When Sonmi realized that they were not sending fabricants to a happy island when their tenure as “slaves/servers” ended, instead, they were killed and their body parts recycled.

“In the beginning there is ignorance. Ignorance engenders fear. Fear engenders hatred, and hatred engenders violence. Violence breeds further violence until the only law is whatever is willed by the most powerful. What is willed by the Juche is the creation, subjugation and tidy xtermination of a vast tribe of duped slaves.”

Sloosha’s Crossin’ an’ Ev’rythin’ After

This was an interesting chapter to read, cause it was HARD to read. It was written kind of like in gibberish. Made it very slow to make progress. It’s a man (Zacchary) narrating his life, it seems, and this is after “The Fall”, a historic event post-Sonmi’s time in which humanity seems to have decayed.

After losing a baby…

“Jayjo she didn’t die, nay, but she never laughed twirly like b’fore an’ we din’t marry, nay, you got to know your seeds’ll grow a purebirth or sumthin’ close, yay?”

You can see the term purebirth being used, and how there were issues with some people not having good “seeds”. So, what happened with fabricants and purebloods?

“…the gone-lifes outnumber the now-lifes like leafs outnumber trees.”

“…but I din’t like this giftin’ not a bit, nay, see this offlander was buyin’ my kin sure ‘nuff an’ I wasn’t havin’ it.”

An offlander, Meronym, from an advanced civilization, wanted to stay around and “learn their ways” and he didn’t like it.

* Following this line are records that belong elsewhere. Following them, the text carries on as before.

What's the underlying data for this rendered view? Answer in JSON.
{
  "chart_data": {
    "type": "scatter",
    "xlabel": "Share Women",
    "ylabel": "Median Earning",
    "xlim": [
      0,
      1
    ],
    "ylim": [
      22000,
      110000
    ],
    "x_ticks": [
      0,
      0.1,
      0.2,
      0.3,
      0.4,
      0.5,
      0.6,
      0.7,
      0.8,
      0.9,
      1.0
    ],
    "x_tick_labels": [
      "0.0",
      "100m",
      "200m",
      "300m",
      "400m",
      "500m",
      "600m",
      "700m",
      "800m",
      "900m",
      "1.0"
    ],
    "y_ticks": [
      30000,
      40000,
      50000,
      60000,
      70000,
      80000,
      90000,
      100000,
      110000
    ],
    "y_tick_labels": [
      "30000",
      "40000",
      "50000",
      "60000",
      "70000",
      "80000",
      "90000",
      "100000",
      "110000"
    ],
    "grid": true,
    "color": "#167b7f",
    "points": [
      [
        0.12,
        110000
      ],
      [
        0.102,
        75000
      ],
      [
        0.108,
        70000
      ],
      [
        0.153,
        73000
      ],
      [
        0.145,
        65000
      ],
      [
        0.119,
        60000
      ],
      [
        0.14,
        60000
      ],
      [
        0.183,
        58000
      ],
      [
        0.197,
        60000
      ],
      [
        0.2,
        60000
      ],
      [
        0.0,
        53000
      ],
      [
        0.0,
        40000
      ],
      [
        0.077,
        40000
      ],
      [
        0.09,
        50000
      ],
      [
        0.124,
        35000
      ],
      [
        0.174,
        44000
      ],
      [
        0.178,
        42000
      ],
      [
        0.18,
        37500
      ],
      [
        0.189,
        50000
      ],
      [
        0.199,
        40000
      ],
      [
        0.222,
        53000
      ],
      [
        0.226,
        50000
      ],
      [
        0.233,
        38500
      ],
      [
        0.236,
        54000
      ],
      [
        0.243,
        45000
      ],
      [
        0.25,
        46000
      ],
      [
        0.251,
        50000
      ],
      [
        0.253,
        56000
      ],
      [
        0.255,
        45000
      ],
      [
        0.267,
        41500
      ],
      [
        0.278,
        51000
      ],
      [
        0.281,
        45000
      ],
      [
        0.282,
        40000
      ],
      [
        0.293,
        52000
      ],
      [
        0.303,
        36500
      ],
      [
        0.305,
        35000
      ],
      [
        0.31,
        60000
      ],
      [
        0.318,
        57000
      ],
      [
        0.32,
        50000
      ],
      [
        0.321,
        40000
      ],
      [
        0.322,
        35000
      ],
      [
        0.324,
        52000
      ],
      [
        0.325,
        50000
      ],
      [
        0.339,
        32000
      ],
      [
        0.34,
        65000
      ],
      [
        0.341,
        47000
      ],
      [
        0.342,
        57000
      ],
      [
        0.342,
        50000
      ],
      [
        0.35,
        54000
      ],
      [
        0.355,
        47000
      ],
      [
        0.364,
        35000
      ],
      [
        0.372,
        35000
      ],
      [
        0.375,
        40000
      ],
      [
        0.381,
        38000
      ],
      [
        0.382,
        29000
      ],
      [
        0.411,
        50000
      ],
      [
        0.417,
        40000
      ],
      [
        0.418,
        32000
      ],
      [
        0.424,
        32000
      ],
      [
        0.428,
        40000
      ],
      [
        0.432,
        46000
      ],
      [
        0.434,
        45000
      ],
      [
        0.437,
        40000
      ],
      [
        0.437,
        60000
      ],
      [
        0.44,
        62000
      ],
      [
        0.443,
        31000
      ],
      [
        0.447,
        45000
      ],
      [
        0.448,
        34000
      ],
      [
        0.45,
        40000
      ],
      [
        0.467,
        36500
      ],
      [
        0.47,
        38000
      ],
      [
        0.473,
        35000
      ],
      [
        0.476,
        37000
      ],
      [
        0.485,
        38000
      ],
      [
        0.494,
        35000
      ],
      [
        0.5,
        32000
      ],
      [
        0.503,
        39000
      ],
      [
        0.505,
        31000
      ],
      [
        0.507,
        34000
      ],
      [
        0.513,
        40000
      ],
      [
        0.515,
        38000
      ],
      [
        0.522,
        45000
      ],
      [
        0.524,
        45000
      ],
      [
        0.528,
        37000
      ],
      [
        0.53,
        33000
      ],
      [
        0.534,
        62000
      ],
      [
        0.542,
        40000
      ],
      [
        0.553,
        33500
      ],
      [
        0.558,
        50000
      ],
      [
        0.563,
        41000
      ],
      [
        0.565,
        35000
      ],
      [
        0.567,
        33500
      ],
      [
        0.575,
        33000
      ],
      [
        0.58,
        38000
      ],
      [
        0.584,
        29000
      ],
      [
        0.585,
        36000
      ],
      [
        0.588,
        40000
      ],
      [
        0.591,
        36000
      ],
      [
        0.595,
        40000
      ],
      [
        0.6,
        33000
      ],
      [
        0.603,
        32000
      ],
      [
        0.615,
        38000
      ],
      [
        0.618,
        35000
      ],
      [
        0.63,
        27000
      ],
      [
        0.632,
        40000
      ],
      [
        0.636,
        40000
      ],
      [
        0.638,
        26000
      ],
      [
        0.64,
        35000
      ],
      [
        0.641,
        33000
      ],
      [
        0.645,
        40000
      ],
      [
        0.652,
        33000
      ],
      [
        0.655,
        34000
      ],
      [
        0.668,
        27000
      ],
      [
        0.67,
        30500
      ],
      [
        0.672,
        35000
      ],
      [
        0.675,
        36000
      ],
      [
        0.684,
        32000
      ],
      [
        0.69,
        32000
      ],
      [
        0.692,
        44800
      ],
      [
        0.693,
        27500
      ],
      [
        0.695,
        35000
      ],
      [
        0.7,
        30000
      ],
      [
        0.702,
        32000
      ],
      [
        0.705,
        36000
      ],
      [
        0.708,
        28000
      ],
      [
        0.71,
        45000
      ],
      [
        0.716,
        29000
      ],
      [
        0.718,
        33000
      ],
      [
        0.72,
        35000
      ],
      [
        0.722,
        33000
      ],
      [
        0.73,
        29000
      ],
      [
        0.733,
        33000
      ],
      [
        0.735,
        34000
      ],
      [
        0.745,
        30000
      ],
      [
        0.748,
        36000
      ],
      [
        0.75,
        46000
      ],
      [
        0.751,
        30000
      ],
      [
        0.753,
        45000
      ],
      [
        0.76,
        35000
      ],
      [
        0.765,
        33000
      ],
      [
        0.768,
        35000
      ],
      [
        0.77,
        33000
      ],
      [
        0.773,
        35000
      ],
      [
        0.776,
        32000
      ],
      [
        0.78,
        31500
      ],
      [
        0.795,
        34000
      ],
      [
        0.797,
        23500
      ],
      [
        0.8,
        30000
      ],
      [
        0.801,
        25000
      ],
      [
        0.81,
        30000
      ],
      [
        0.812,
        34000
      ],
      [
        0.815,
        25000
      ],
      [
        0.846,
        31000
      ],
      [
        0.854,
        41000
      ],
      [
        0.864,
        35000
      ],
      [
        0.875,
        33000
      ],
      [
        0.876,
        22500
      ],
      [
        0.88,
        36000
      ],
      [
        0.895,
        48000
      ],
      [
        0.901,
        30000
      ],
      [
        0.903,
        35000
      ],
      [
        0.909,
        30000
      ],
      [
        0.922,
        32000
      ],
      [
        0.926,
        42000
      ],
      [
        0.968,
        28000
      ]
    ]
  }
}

The people from the advanced civilization had darker skin.

“… her ancestors b’fore the Fall changed their seeds to make dark-skinned babbits to give ‘em protection ‘gainst the redscab sickness,”

“Some schoolers started inkin’ their faces blacker to look like a Prescient but Meronym telled ‘em to clean up or she’d not teach ‘em nothin’, ‘cos Smart’n’vic’lize ain’t nothin’ to do with the color o’ the skin, nay.”

Race shows up again in the book.

“O, bein’ young ain’t easy ‘cos ey’rythin’ you’re puzzlin’n’anxin’ you’re puzzlin’n’anxin’ it for the first time.”

On youth.

On greed and how it caused the Fall of civilization…

“I mem’ry she answered, Yay, Old’uns’ Smar mastered sicks, miles, seeds an’ made miracles ord’nary, but it din’t master one thing, nay, a hunger in the hears o’ humans, yay, a hunger for more.More what? I asked. Old’uns’d got ev’rything’.O, more gear, more food, faster speeds, longer lifes, easier lifes, more power, yay. Now the Hole World is big but it weren’t big ‘nuff for that hunger what made Old’uns rip out the skies an’ boil up the seas an’ poison soil with crazed atoms an’ donkey ‘bout with rotted seeds so new plagues was borned an’ babbits was freakbirthed. Fin’ly, bit’ly, then quicksharp states busted into bar’bric tribes an’ the Civ’lize Days ended, ‘cept for a few folds’n’pockets here’n’there, where its last embers glimmer.”

Offlanders were just exploring the area, Ha-Why, to figure out where to settle in that land.

“List’n, savages an’ Civilized ain’t divvied by tribes or b’liefs or mountain ranges nay, ev’ry human is both, yay.”